International investing just got a lot more complicated

fund managers colonial first state BT stock market

22 November 2000
| By Stuart Engel |

Global sector funds may be the flavour of the month for funds management marketeers, but there is a limit to the number of sectors that can be realistically used.

Sector specific funds have been the killer products of 2000. About half a dozen of Australia's biggest fund managers launched technology funds earlier this year to capitalise on the hunger for these funds by Australian investors. Funds from Colonial First State and BT have collectively raked in more than $400 million from scratch in a year that has seen a marked fall from grace for technical stocks around the world.

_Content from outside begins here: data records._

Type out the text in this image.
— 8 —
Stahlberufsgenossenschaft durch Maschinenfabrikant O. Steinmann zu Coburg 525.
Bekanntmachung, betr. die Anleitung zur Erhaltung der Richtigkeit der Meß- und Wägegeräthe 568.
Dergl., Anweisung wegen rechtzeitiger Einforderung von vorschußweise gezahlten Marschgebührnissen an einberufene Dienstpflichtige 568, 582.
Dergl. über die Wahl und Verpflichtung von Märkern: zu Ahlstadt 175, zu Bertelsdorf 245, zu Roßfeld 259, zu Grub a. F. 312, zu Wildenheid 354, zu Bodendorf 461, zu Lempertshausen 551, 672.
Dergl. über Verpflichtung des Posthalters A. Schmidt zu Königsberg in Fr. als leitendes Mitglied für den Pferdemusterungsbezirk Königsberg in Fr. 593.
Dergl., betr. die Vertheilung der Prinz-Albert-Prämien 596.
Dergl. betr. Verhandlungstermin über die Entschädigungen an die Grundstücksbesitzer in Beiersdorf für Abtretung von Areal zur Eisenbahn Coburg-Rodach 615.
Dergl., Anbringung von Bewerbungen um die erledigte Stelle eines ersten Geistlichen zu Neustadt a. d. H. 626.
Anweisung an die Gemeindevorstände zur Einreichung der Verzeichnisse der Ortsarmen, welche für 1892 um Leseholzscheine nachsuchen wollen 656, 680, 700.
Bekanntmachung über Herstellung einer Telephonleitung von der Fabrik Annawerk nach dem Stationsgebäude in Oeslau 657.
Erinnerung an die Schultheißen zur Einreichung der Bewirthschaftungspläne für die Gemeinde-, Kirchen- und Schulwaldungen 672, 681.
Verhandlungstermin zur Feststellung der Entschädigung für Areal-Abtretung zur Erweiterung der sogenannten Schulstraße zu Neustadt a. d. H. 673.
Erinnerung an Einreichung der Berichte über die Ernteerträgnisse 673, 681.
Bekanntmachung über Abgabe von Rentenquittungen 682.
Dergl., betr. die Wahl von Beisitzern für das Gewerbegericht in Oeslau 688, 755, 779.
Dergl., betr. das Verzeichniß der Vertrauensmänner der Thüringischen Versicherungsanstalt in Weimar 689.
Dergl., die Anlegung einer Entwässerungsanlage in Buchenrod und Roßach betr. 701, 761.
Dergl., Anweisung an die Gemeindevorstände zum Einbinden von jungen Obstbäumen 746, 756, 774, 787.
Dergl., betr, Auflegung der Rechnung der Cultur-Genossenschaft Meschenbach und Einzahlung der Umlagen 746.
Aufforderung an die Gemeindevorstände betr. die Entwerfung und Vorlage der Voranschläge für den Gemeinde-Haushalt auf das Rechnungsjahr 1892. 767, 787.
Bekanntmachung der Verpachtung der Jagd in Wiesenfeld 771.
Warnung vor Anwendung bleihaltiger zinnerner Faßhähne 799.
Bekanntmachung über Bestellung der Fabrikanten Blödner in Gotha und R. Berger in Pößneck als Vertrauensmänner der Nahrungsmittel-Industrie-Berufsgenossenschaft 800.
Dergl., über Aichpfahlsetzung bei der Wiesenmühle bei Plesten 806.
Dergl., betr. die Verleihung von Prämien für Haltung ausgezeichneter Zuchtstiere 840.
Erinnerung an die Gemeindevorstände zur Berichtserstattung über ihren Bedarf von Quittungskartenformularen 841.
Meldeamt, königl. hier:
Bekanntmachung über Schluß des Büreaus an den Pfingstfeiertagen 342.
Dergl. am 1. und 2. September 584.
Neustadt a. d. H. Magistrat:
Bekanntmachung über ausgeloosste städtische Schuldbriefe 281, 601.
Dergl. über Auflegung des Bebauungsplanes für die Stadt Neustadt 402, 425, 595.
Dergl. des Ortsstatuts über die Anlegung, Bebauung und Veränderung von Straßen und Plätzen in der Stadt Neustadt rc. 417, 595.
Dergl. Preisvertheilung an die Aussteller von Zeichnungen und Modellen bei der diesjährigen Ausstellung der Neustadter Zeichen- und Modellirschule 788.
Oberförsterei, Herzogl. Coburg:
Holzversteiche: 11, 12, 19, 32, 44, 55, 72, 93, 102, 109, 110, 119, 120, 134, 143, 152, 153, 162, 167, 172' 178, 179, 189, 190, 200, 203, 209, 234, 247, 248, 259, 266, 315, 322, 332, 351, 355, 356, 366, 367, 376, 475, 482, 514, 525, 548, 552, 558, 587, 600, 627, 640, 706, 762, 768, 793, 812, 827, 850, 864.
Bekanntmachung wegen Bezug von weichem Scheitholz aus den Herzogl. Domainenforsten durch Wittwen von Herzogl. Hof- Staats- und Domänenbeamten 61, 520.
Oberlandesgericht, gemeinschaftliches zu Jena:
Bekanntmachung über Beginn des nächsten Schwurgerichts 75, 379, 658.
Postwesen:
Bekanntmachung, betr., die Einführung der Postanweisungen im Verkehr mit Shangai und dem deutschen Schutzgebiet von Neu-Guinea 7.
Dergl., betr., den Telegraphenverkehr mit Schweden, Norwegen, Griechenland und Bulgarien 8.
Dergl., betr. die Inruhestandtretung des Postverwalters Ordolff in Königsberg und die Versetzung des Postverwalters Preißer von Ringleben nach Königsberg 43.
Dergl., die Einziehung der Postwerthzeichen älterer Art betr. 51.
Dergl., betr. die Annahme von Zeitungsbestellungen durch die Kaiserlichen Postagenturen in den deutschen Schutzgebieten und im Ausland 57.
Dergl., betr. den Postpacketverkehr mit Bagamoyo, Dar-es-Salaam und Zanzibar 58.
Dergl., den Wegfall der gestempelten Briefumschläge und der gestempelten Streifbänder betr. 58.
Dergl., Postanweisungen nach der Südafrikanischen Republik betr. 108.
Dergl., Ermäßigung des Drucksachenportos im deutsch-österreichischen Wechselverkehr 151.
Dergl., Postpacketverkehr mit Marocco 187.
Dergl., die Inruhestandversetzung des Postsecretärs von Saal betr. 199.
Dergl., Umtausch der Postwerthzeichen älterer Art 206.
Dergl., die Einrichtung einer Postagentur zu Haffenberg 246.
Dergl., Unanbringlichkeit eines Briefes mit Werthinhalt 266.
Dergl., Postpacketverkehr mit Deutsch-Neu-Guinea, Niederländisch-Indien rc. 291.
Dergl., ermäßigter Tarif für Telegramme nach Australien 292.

Other global sector funds, such as healthcare and consumer brand name, funds

However, Invesco's UK-based investment director Richard Beggs warns managers contemplating rolling out global funds in sectors across the board that there is often no correlation between a sector in one region and another.

"Retail stocks, for example, have very little correlation across the regions," Beggs says. "In fact only a handful of sectors can be analysed around the world."

Other sectors that have low correlation around the world include construction, food and small to medium sized countries.

However, Beggs acknowledges that regional funds are becoming less relevant in an increasingly global world economy.

"The best companies are not in any one country," Beggs says. "So it is becoming increasingly difficult to add value by making bets on regions."

And the size of some of the world's leading companies has blurred the lines between making bets on countris and making bets on sectors or stocks.

"For example, if you buy Nokia, you are buying a large proportion of the market capitalisation of Finland's stock market. The question you ask is are you buying Nokia the company, Finland the country or Nokia the telecommunications leader."

However, companies like Invesco will continue to make asset allocation decisions based on regions. At the moment, Invesco is taking a benchmark stance on the US but is slightly overweight in European funds based on recognition of present opportunities.

"The European economy has massive opportunities at the moment if government and business do what they promise to do," he says.

"Tax reform is not quite there but has started. Earnings growth is not yet robust but is expected to be strong."